I swallowed, hard. We hadn’t talked about lotion for well over a year yet she remembered my preferences. And, despite her own suffering, it was important to her to continue to nurture our friendship and let me know I was valued, just as she had always done.

All at once the woman who had grown to be my hero through chemo, and a gastrointestinal blockage that nearly killed her, losing her hair, and coming back repeatedly from the brink of death during the harrowing course of both disease and treatment, cemented something in my thick head: whether you’re living or dying, life is what you make of it. I returned her smile and accepted the lotion. She died four days later.

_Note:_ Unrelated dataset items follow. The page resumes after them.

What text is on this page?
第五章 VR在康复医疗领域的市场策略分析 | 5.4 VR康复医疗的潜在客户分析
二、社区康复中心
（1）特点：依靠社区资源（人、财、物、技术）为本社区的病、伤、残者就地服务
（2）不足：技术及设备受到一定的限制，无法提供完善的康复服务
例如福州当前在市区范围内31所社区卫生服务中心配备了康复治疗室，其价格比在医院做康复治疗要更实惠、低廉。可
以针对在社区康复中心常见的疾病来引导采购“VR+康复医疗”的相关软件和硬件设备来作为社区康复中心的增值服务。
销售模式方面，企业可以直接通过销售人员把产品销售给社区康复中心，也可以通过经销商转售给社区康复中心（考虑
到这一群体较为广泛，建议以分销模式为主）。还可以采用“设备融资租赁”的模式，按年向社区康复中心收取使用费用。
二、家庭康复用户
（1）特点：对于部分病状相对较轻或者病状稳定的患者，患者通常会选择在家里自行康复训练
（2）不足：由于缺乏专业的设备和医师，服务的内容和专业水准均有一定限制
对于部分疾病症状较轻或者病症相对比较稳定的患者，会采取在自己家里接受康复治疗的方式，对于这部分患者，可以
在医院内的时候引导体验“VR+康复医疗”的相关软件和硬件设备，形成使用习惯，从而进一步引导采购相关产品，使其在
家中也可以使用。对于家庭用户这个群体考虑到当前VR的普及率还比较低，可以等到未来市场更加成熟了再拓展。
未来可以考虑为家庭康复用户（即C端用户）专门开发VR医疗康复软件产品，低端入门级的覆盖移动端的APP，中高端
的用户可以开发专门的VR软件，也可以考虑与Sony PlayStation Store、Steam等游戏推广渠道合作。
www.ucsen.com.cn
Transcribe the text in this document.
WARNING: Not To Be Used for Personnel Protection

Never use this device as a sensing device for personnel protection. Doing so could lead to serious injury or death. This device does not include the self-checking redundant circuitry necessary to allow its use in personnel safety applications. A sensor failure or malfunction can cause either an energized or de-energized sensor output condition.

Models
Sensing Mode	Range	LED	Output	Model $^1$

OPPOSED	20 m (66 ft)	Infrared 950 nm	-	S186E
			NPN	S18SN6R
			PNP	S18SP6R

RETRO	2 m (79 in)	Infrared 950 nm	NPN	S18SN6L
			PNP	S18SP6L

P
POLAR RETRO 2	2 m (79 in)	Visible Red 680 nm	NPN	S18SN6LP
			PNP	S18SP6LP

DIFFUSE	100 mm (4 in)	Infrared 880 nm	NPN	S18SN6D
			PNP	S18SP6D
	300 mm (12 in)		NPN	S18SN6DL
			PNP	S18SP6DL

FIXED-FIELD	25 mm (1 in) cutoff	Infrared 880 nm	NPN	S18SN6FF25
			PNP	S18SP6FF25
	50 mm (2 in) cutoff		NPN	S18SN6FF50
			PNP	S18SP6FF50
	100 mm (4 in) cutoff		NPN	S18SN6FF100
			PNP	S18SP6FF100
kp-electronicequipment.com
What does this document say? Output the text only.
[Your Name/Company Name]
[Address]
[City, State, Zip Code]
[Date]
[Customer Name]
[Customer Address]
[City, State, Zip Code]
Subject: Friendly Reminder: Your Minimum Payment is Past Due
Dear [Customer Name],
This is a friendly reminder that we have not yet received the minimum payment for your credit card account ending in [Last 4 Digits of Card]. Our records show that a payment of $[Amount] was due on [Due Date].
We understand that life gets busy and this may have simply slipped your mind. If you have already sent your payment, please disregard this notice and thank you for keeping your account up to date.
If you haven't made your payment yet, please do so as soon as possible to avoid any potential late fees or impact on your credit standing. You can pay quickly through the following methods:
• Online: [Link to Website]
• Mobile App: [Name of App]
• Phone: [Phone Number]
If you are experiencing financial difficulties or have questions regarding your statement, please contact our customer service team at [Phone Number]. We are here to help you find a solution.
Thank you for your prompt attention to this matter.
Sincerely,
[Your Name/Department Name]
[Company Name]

This past March 17 – the three month anniversary of Stacy’s death — I joined those around me in celebrating St. Patrick’s day, my oldest daughter’s birthday, and Stacy Day. I laughed out loud, ate lots of pasta, and gave lots of hugs. I looked at each member of my family. Some were headed for stormy seas, some were swamped and didn’t even know it yet. Once, I would have sounded a shrill SOS and darted below deck. No more. Rain or shine, I wanted to stand at the helm for as long as I was allowed, enjoying the wonderful journey called life.